Enhancing Anti-Tumorigenic Efficacy of Eugenol in Human Colon Cancer Cells Using Enzyme-Responsive Nanoparticles

SIMPLE SUMMARY: The migratory and invasive pathways that evolve in the early stage of colorectal cancer (CRC) are crucial in developing the metastatic cascade and drug resistance. Natural plant-based compounds and their active secondary metabolites selectively target several oncogenic and oncosuppressive signaling pathways. The anticancer mechanisms medicated by plant-based compounds can circumvent the associated side effects observed with chemotherapeutic agents. This study has developed a new potential anticancer therapeutic: casein-coated nanoparticles (NPs) encapsulating eugenol (EUG), a potent anti-metastatic molecule. The active form of matrix metalloproteinases (MMPs) predominantly releases at the leading edges of migrating tumor cells and can locally digest the “gatekeeping” casein coat of the EUG-carrying NPs and expose CRC cells to a high local concentration of EUG. Therefore, the targeted delivery of EUG by a “smart” nanoparticle can significantly improve its therapeutic index and minimize side effects on normal cells.
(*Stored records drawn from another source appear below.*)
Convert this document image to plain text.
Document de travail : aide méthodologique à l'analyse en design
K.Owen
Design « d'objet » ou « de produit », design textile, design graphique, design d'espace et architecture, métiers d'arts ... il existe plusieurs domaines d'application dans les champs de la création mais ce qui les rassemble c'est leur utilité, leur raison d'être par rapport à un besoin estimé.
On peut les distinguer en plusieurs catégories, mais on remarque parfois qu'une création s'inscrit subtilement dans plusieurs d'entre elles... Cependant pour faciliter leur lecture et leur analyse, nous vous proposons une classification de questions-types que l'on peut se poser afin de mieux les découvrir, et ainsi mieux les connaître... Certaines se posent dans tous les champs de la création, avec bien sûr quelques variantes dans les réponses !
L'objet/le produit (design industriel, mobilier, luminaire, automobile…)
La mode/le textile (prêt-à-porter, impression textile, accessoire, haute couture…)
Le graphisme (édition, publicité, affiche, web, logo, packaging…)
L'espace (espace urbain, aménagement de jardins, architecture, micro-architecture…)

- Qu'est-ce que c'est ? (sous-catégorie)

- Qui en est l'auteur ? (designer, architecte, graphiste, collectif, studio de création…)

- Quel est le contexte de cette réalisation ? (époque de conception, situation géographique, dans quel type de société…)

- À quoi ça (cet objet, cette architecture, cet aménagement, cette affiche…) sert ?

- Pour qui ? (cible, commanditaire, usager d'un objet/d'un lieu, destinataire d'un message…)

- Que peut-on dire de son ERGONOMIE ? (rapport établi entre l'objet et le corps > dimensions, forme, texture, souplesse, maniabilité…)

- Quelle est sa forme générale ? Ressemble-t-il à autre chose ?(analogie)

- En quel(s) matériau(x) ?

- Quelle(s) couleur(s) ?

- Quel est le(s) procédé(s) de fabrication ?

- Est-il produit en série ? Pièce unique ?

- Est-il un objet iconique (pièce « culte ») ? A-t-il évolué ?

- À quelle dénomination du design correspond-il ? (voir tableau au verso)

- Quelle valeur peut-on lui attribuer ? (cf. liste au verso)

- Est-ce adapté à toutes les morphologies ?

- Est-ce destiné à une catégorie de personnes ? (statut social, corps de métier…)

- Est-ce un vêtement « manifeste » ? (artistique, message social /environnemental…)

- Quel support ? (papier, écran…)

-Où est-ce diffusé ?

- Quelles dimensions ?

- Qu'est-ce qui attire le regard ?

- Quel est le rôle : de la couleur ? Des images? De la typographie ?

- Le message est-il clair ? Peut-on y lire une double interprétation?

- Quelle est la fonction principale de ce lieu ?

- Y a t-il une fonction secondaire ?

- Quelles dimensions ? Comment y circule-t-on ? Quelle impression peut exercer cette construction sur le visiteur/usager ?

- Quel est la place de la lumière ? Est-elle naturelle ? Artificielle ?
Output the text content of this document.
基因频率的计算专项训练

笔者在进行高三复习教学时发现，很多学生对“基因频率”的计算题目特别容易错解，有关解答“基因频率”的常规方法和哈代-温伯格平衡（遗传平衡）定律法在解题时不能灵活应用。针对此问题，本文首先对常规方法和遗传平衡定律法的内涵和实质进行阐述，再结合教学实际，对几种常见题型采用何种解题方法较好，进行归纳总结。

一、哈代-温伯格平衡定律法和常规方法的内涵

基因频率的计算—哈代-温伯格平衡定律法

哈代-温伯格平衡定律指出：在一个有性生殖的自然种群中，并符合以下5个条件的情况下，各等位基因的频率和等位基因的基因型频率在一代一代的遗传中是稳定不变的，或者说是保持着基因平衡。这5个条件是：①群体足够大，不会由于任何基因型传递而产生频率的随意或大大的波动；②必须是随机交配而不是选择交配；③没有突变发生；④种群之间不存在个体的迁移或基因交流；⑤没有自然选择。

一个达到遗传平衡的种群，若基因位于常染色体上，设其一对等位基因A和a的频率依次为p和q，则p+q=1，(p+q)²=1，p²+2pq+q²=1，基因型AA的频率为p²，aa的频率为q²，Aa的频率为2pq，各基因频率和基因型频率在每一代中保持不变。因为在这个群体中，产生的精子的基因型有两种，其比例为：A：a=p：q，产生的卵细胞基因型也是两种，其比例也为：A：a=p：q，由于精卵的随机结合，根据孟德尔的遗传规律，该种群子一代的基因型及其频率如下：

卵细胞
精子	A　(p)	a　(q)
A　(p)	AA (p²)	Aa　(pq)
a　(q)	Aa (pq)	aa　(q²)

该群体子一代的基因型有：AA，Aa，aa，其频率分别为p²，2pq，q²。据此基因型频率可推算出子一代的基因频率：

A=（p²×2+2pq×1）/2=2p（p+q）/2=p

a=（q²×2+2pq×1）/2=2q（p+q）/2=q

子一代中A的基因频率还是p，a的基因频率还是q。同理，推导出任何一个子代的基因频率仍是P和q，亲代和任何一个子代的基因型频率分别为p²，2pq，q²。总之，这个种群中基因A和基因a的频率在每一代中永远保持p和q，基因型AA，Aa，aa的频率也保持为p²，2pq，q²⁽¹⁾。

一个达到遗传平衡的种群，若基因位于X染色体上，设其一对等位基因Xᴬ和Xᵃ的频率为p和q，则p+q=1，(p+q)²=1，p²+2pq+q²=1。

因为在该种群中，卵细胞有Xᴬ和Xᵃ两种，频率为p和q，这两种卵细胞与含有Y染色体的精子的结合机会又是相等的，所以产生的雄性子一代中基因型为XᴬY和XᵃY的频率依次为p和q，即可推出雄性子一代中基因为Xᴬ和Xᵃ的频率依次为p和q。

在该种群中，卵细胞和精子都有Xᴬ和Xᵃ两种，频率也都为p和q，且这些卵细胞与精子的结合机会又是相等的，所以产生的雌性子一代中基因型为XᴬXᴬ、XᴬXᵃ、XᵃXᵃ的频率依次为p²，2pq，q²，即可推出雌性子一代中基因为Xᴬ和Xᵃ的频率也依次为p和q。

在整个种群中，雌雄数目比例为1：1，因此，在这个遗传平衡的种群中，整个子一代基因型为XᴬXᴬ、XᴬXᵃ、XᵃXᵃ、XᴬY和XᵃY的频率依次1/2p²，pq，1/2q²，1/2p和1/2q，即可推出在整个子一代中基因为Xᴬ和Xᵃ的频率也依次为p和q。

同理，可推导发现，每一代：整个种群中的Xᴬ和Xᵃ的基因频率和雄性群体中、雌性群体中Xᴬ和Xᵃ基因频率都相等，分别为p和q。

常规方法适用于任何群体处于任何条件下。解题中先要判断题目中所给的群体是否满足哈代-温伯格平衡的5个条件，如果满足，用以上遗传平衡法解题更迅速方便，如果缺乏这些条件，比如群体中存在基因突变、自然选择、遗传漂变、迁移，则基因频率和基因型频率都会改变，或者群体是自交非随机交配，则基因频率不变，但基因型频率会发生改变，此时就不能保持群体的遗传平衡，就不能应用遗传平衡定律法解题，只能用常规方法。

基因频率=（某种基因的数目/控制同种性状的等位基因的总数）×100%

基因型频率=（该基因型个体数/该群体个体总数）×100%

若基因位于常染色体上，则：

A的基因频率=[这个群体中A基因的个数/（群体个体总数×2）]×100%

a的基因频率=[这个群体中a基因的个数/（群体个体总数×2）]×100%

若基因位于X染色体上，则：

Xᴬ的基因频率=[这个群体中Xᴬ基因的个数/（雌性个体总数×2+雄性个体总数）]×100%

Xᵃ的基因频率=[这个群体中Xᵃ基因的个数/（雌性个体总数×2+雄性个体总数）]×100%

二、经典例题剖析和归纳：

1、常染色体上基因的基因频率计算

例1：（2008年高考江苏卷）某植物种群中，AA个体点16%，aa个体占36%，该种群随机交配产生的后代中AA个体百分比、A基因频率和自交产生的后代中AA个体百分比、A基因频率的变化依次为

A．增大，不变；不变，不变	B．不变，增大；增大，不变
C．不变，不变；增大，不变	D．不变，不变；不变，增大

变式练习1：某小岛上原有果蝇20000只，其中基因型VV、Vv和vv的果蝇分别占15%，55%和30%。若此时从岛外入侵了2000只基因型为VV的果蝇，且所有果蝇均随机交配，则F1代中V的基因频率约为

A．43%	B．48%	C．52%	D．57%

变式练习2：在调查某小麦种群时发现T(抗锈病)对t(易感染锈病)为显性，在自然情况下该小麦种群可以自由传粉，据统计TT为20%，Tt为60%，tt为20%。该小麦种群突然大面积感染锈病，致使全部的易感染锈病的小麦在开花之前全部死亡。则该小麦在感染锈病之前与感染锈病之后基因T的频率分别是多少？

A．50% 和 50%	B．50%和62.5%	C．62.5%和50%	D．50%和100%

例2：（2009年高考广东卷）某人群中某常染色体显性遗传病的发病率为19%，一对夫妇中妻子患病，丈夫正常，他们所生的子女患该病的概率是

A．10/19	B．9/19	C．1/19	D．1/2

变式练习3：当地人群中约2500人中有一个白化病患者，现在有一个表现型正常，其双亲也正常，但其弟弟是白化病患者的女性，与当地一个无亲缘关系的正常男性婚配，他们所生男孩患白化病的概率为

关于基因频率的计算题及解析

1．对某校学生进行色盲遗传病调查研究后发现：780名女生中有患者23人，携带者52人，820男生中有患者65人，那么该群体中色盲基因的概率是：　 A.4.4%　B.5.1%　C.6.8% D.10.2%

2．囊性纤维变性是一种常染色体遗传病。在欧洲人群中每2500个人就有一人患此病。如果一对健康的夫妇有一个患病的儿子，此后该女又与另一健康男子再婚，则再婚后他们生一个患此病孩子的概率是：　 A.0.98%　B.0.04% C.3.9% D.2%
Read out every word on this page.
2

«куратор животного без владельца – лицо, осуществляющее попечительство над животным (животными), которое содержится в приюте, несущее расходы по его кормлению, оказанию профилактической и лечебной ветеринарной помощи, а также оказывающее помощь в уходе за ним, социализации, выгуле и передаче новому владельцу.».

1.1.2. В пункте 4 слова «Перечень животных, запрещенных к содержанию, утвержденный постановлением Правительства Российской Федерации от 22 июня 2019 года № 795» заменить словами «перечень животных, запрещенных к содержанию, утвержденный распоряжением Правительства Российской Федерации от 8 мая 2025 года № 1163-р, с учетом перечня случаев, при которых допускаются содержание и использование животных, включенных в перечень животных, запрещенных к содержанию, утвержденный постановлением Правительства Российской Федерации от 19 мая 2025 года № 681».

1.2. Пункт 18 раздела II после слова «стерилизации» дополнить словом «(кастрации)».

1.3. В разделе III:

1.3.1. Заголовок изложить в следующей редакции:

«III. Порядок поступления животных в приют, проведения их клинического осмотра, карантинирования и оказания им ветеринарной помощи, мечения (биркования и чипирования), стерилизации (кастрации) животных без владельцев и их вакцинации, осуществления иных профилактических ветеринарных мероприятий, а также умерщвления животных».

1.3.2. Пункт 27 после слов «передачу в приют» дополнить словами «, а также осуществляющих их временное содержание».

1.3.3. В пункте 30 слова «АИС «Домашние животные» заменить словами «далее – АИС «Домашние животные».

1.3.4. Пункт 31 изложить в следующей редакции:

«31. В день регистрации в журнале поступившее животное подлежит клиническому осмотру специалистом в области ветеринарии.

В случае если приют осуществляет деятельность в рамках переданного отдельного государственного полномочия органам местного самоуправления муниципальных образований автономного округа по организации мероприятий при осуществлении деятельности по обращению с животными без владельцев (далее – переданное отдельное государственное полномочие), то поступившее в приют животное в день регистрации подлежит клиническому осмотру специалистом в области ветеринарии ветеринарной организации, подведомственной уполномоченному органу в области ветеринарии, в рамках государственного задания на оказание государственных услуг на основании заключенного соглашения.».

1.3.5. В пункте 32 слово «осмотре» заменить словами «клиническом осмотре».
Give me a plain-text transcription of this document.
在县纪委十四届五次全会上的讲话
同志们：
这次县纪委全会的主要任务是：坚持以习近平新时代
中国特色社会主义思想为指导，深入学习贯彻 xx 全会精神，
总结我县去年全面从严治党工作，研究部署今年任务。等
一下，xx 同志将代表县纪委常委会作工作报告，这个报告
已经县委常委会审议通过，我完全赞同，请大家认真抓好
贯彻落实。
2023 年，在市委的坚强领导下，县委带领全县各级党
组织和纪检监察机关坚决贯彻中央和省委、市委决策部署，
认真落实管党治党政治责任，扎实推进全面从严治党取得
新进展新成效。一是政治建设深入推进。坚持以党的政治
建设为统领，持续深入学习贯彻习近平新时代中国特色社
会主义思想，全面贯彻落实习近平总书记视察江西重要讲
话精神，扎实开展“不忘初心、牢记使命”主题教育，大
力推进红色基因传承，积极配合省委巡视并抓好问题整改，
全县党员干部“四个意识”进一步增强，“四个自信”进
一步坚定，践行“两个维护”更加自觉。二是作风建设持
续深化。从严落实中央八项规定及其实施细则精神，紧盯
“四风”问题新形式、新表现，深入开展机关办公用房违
ABSTRACT: This study is focused on the selective delivery and release of the plant-based anticancer compound eugenol (EUG) in colorectal cancer cells (CRC). EUG is an apoptotic and anti-growth compound in diverse malignant tumors, including CRC. However, EUG’s rapid metabolization, excretion, and side effects on normal cells at higher dosages are major limitations of its therapeutic potential. To address this problem, we developed a “smart” enzyme-responsive nanoparticle (eNP) loaded with EUG that exposes tumors to a high level of the drug while keeping its concentration low among healthy cells. We demonstrated that EUG induces apoptosis in CRC cells irrespective of their grades in a dose- and time-dependent manner. EUG significantly decreases cancer cell migration, invasion, and the population of colon cancer stem cells, which are key players in tumor metastasis and drug resistance. The “smart” eNPs–EUG show a high affinity to cancer cells with rapid internalization with no affinity toward normal colon epithelial cells. NPs–EUG enhanced the therapeutic efficacy of EUG measured by a cell viability assay and showed no toxicity effect on normal cells. The development of eNPs–EUG is a promising strategy for innovative anti-metastatic therapeutics.